A première vue, ce 20 mars -premier jour du printemps- devait consacrer en Afrique l’éternelle renaissance de l’idéal pluraliste. Voyons : le même dimanche, deux ballottages -l’un au Niger, l’autre au Bénin- livreront leur verdict ; quant au Congo-Brazzaville, il sera le théâtre du premier tour d’un scrutin présidentiel. Cette conjonction, avancent les Candide, atteste la vitalité des pratiques électorales au sud du Sahara.
Illusion d’optique. L’auteur de ces lignes a publié en 2012 aux Editions du CNRS un essai intitulé «Afrique : le mirage démocratique ». Ce bref ouvrage avait notamment pour vocation d’illustrer par l’exemple les usages des faussaires, ces despotes qui, élus ou pas, substituent aux normes de l’ouverture politique un arsenal de simulacres, puisant à pleins discours dans le lexique -tant prisé chez les bailleurs de fonds et les partenaires occidentaux- de la transparence, de l’intégrité et la saine gouvernance. J’aurais aimé qu’au fil des échéances et des alternances, la saga des urnes démontrât l’inanité ou l’archaïsme du propos. Hélas, dix fois hélas, et à de rares exceptions près, les cas d’école examinés depuis lors ont étayé le constat. Et ce ne sont pas les trois rendez-vous de ce printemps trompeur qui en saperont les fondements. Pas plus que ceux qui figurent au calendrier d’ici à la Saint-Sylvestre : Tchad, Gabon, Guinée Equatoriale, Gambie et -au moins en théorie- République démocratique du Congo.

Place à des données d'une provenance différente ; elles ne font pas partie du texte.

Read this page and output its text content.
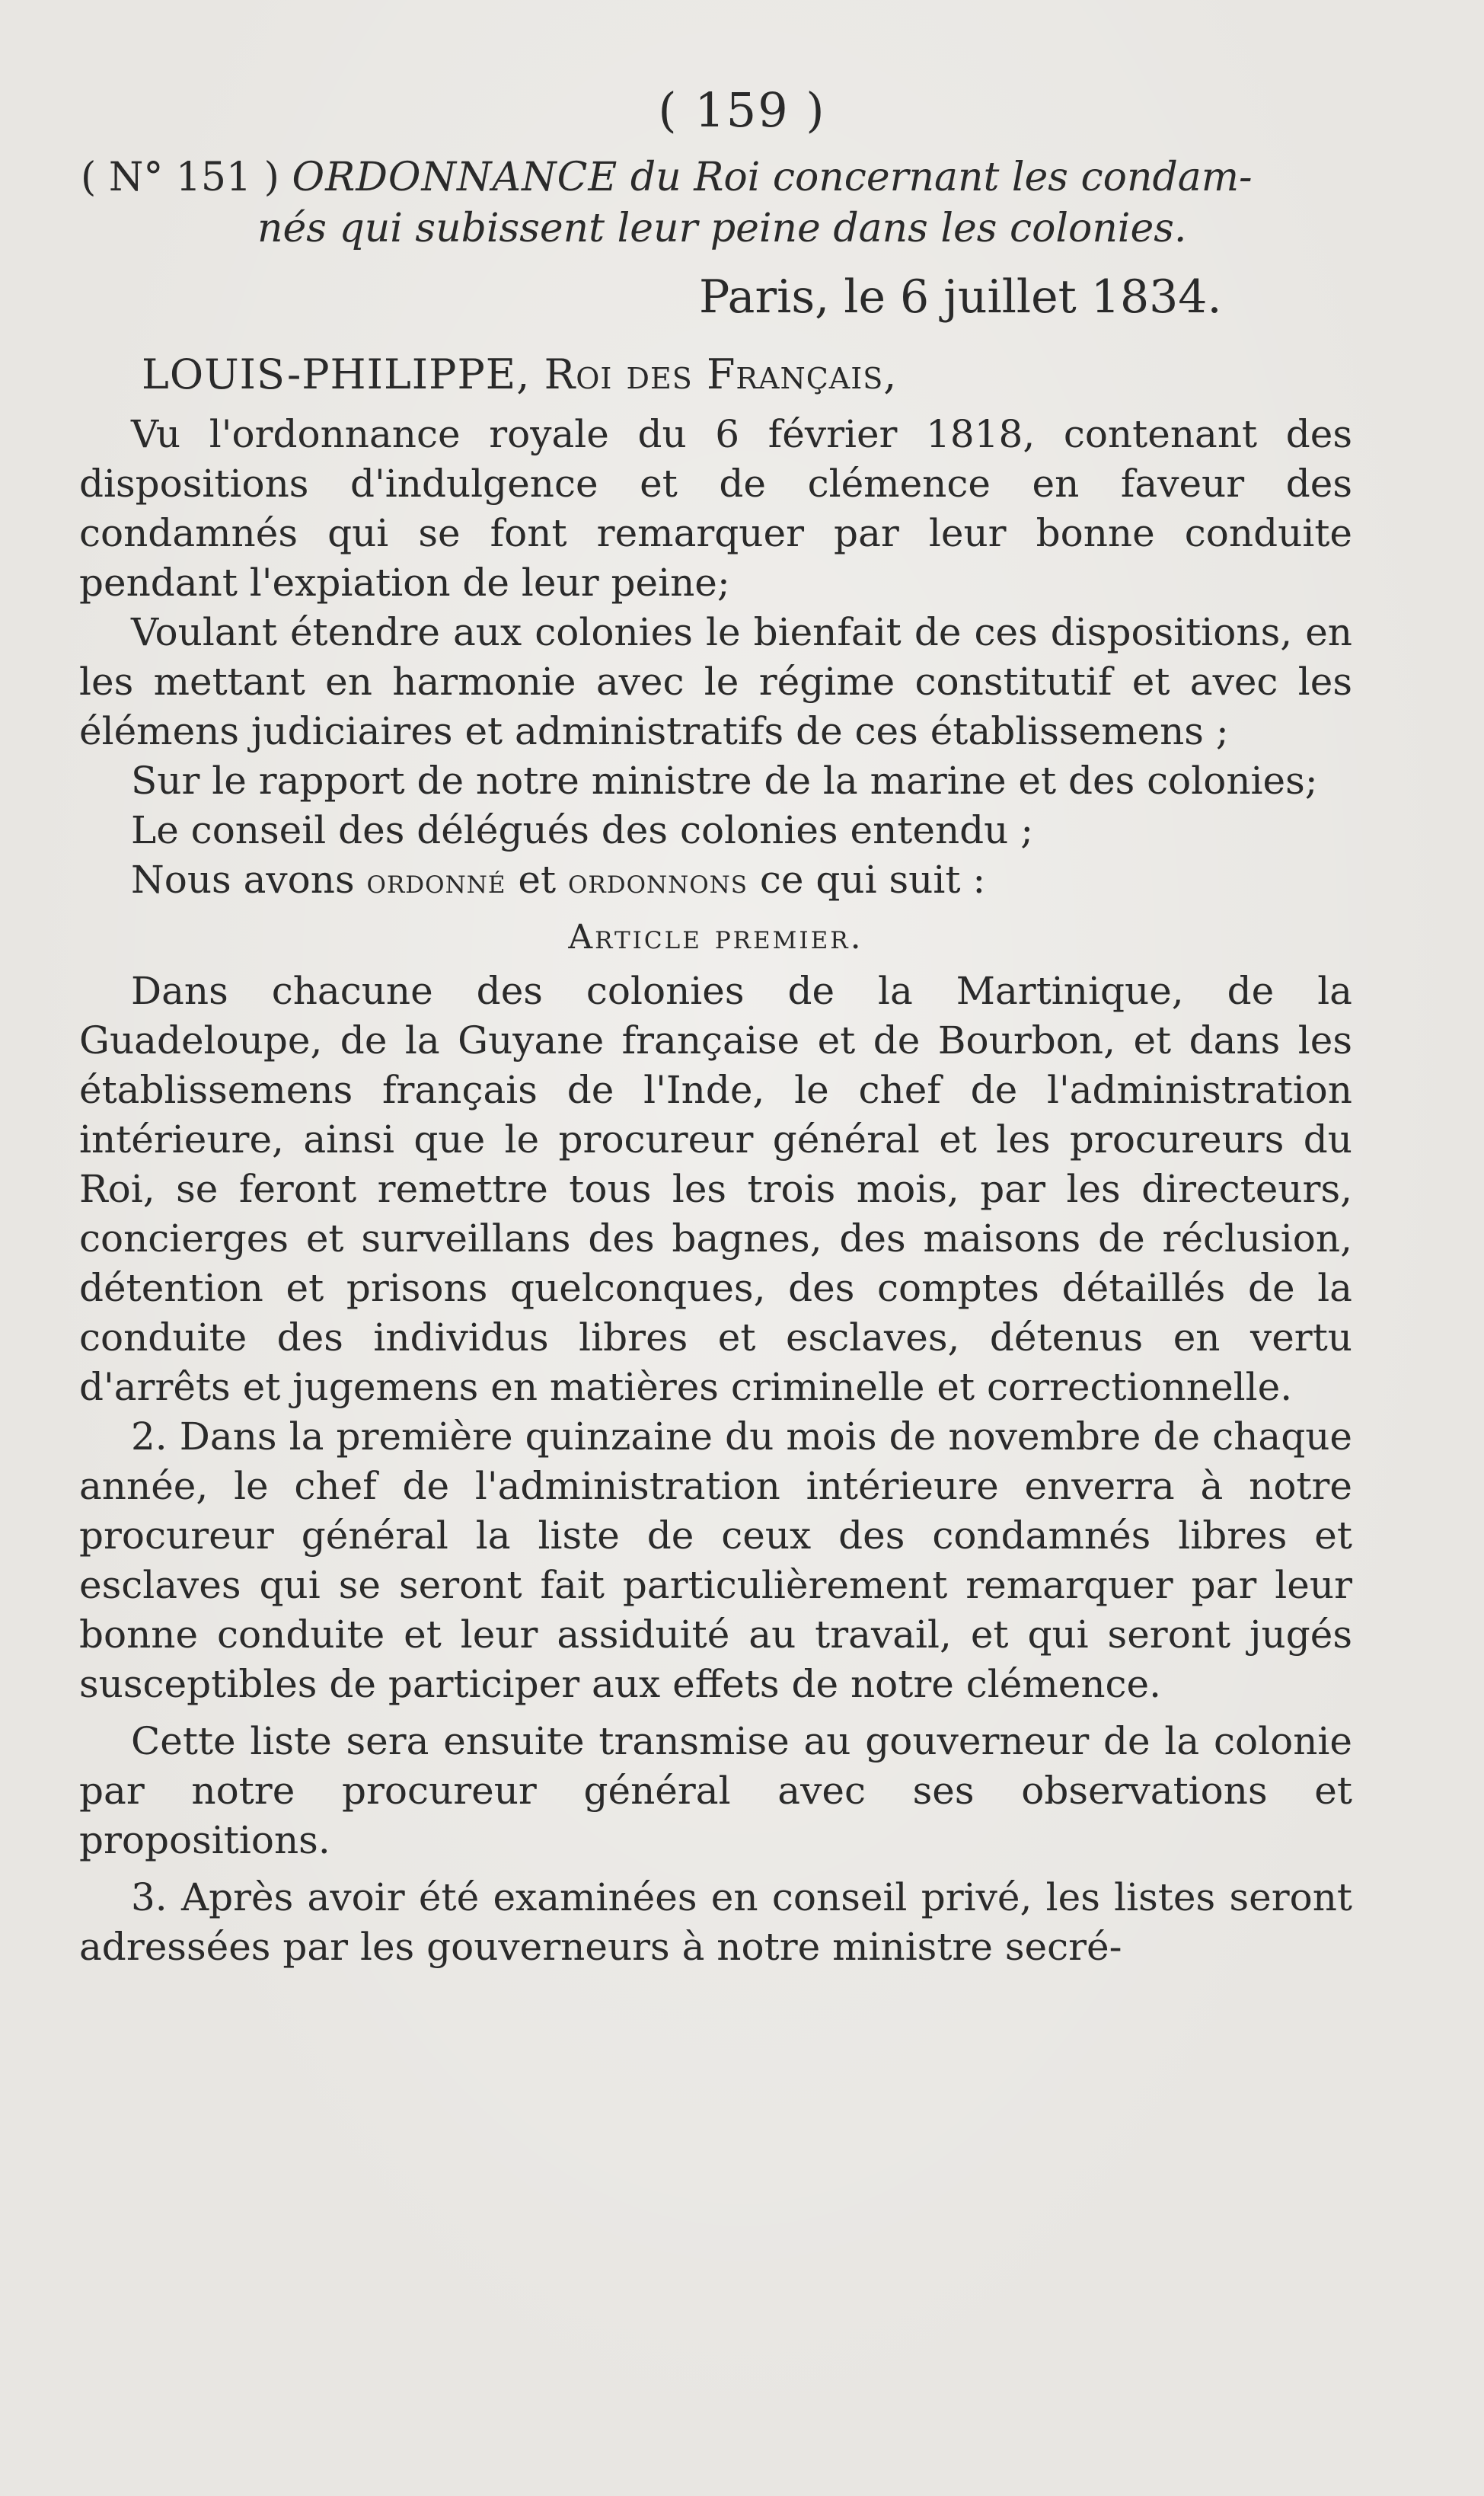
( 159 )
( N° 151 ) ORDONNANCE du Roi concernant les condam-
nés qui subissent leur peine dans les colonies.
Paris, le 6 juillet 1834.
LOUIS-PHILIPPE, Roi des Français,

Vu l'ordonnance royale du 6 février 1818, contenant des dispositions d'indulgence et de clémence en faveur des condamnés qui se font remarquer par leur bonne conduite pendant l'expiation de leur peine;

Voulant étendre aux colonies le bienfait de ces dispositions, en les mettant en harmonie avec le régime constitutif et avec les élémens judiciaires et administratifs de ces établissemens ;

Sur le rapport de notre ministre de la marine et des colonies;

Le conseil des délégués des colonies entendu ;

Nous avons ordonné et ordonnons ce qui suit :

Article premier.

Dans chacune des colonies de la Martinique, de la Guadeloupe, de la Guyane française et de Bourbon, et dans les établissemens français de l'Inde, le chef de l'administration intérieure, ainsi que le procureur général et les procureurs du Roi, se feront remettre tous les trois mois, par les directeurs, concierges et surveillans des bagnes, des maisons de réclusion, détention et prisons quelconques, des comptes détaillés de la conduite des individus libres et esclaves, détenus en vertu d'arrêts et jugemens en matières criminelle et correctionnelle.

2. Dans la première quinzaine du mois de novembre de chaque année, le chef de l'administration intérieure enverra à notre procureur général la liste de ceux des condamnés libres et esclaves qui se seront fait particulièrement remarquer par leur bonne conduite et leur assiduité au travail, et qui seront jugés susceptibles de participer aux effets de notre clémence.

Cette liste sera ensuite transmise au gouverneur de la colonie par notre procureur général avec ses observations et propositions.

3. Après avoir été examinées en conseil privé, les listes seront adressées par les gouverneurs à notre ministre secré-
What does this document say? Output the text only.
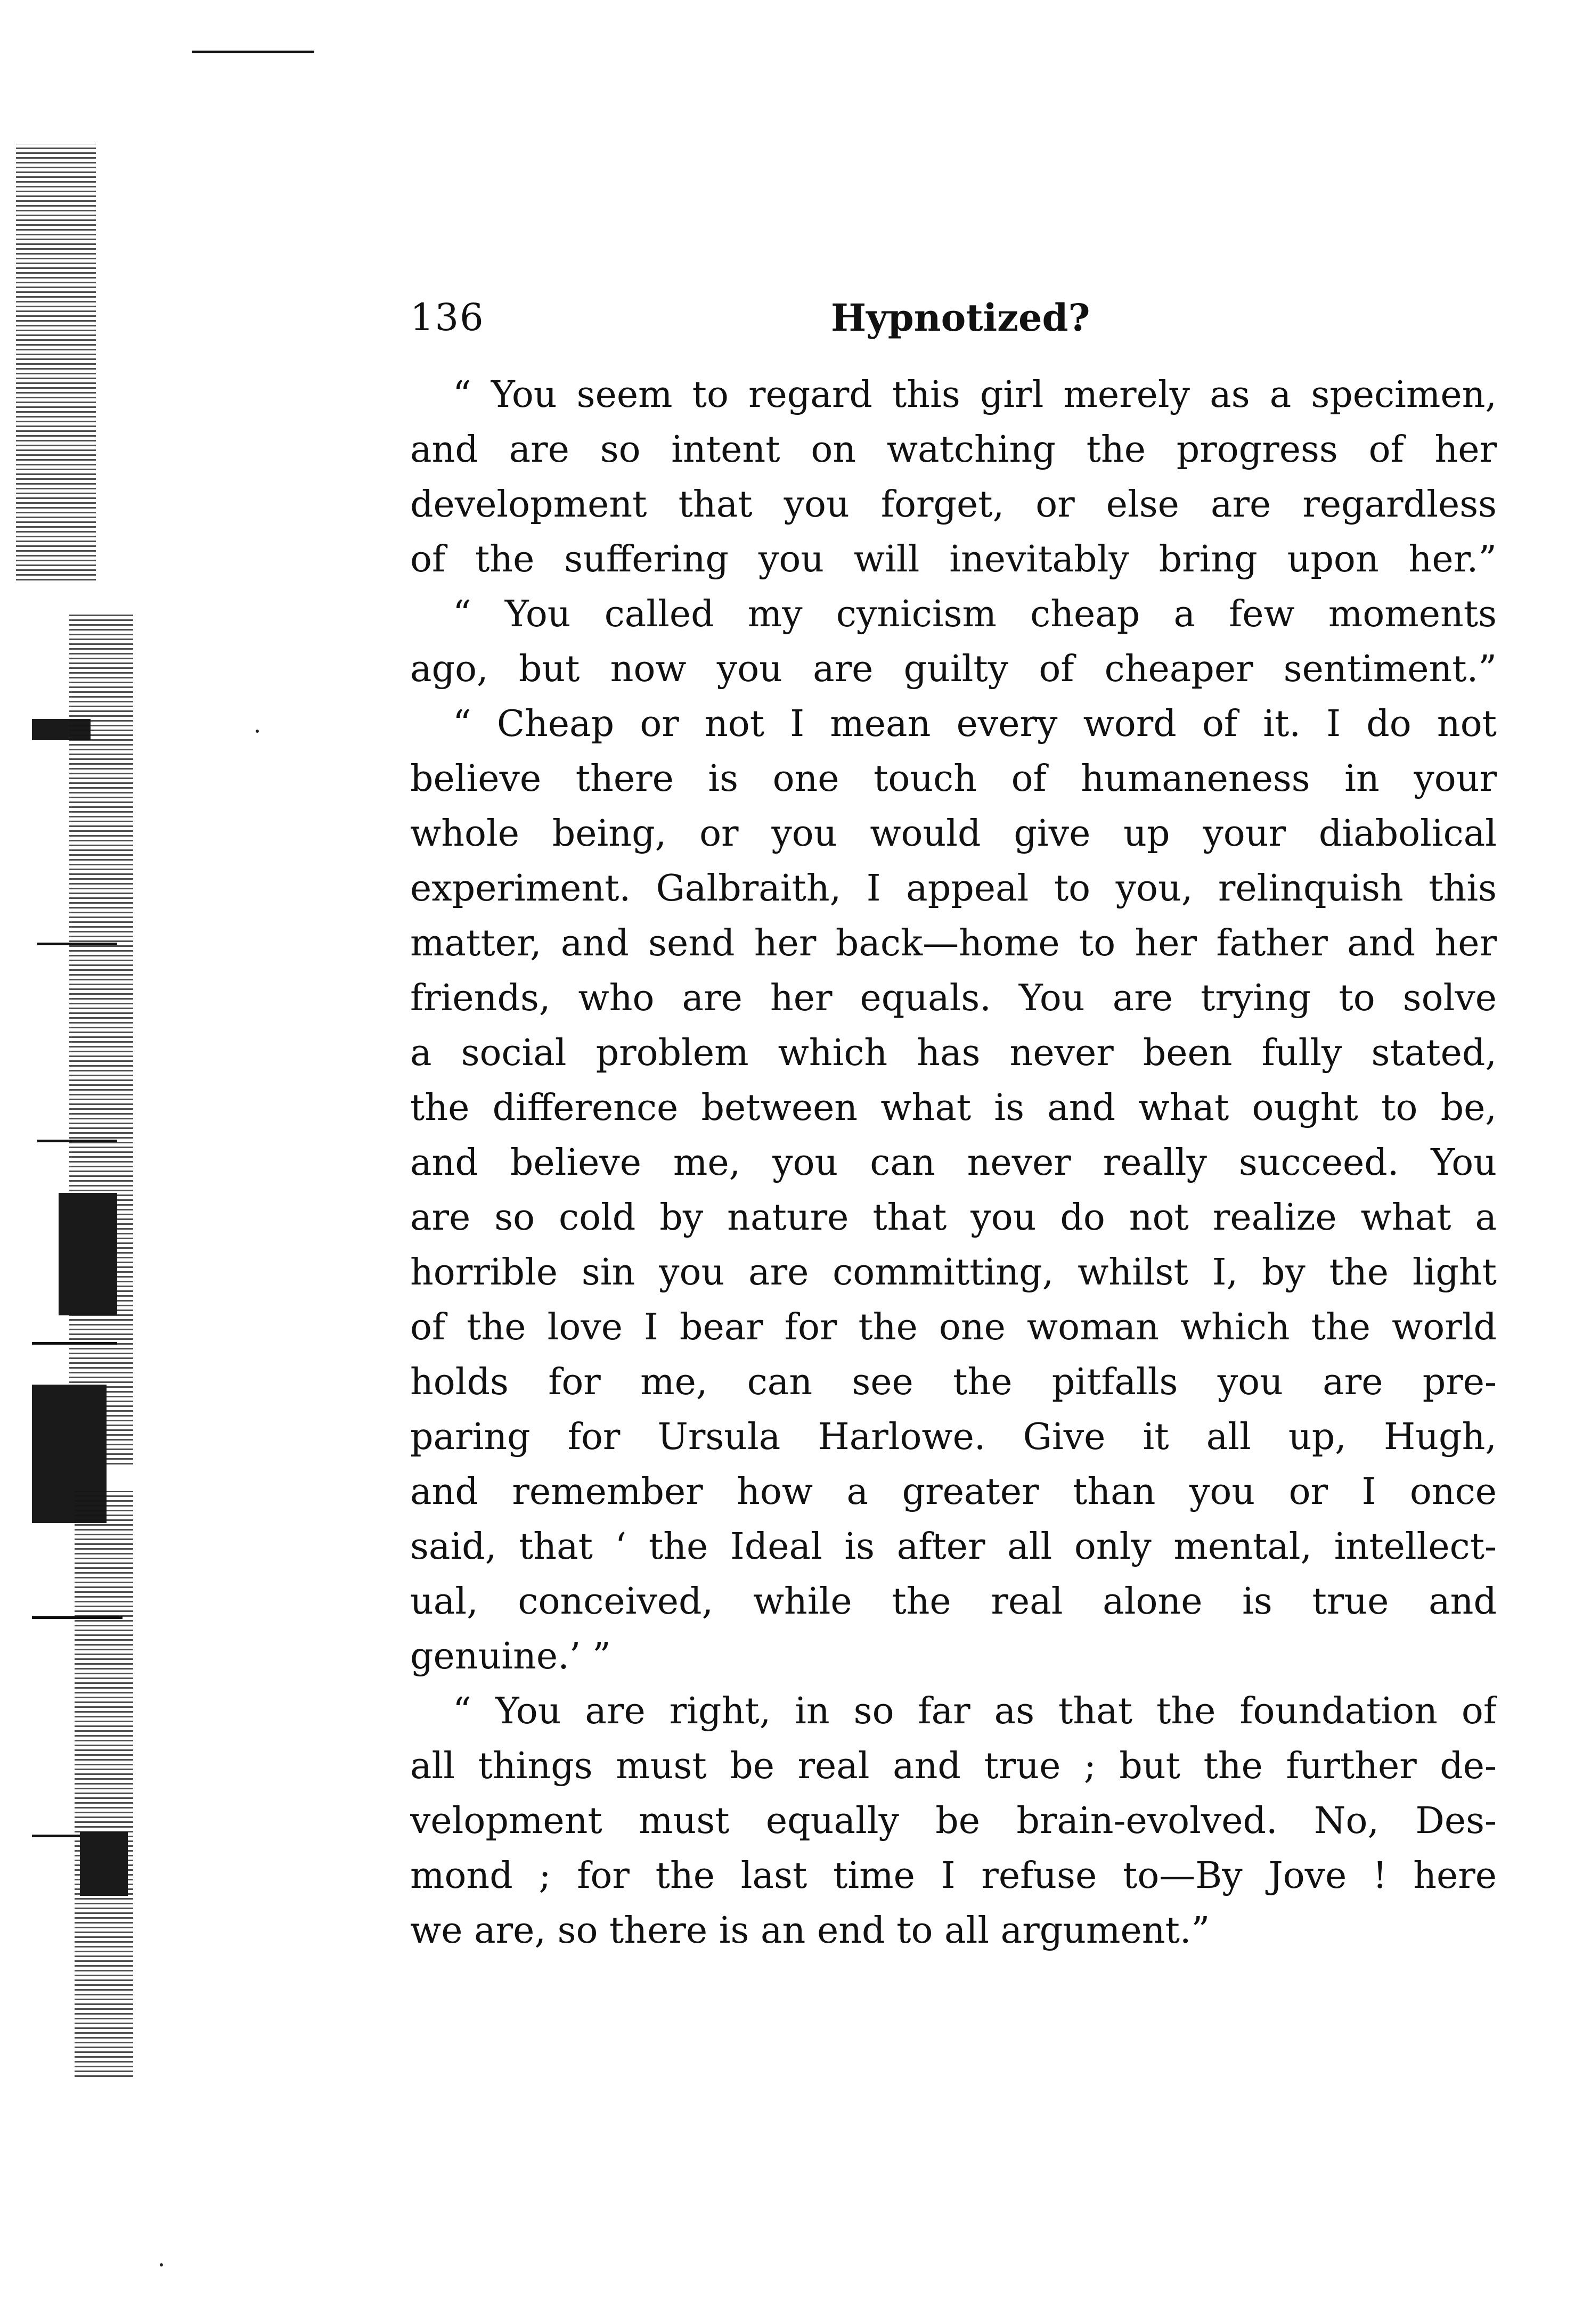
136	Hypnotized?
“ You seem to regard this girl merely as a specimen,
and are so intent on watching the progress of her
development that you forget, or else are regardless
of the suffering you will inevitably bring upon her.”
“ You called my cynicism cheap a few moments
ago, but now you are guilty of cheaper sentiment.”
“ Cheap or not I mean every word of it. I do not
believe there is one touch of humaneness in your
whole being, or you would give up your diabolical
experiment. Galbraith, I appeal to you, relinquish this
matter, and send her back—home to her father and her
friends, who are her equals. You are trying to solve
a social problem which has never been fully stated,
the difference between what is and what ought to be,
and believe me, you can never really succeed. You
are so cold by nature that you do not realize what a
horrible sin you are committing, whilst I, by the light
of the love I bear for the one woman which the world
holds for me, can see the pitfalls you are pre-
paring for Ursula Harlowe. Give it all up, Hugh,
and remember how a greater than you or I once
said, that ‘ the Ideal is after all only mental, intellect-
ual, conceived, while the real alone is true and
genuine.’ ”
“ You are right, in so far as that the foundation of
all things must be real and true ; but the further de-
velopment must equally be brain-evolved. No, Des-
mond ; for the last time I refuse to—By Jove ! here
we are, so there is an end to all argument.”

Sur l’autre rive du fleuve, au Congo-Brazzaville, le sortant Denis Sassou Nguesso, qui fut tour à tour marxiste-léniniste galonné, président, chef de milice puis de l’Etat, et qui affiche 32 années de pourvoir au compteur, coche toutes les cases du dévoiement démocratique. A commencer par le harcèlement d’une opposition minée par le poison de la discorde, l’embastillement des dissidents et, bien sûr, le bricolage constitutionnel sur mesure, histoire de faire sauter, via un référendum au forceps, les verrous de l’âge du capitaine et du troisième mandat,. A l’avant-veille du jour J, « Otchombe » -son surnom le plus flatteur, référence populaire au lutteur musculeux et invincible-, a invoqué le soutien de « 105 partis », dotés pour la plupart d’une assise lilliputienne. 105 ? Pourquoi pas 200 ? Plus éloquente aura été l’armada déployée à Brazza lors de l’ultime meeting de campagne, gage d’une écrasante suprématie budgétaire : des montgolfières et des ballons gonflés à l’hélium. Logique lorsque l’on brasse du vent. Que valent les promesses économiques et sociales ou les serments à la jeunesse quand ils émanent d’un potentat aux manettes, depuis des lustres, du 4e producteur d’or noir de l’aire subsaharienne ? Potentat dont un concitoyen sur deux végète sous le seuil de pauvreté.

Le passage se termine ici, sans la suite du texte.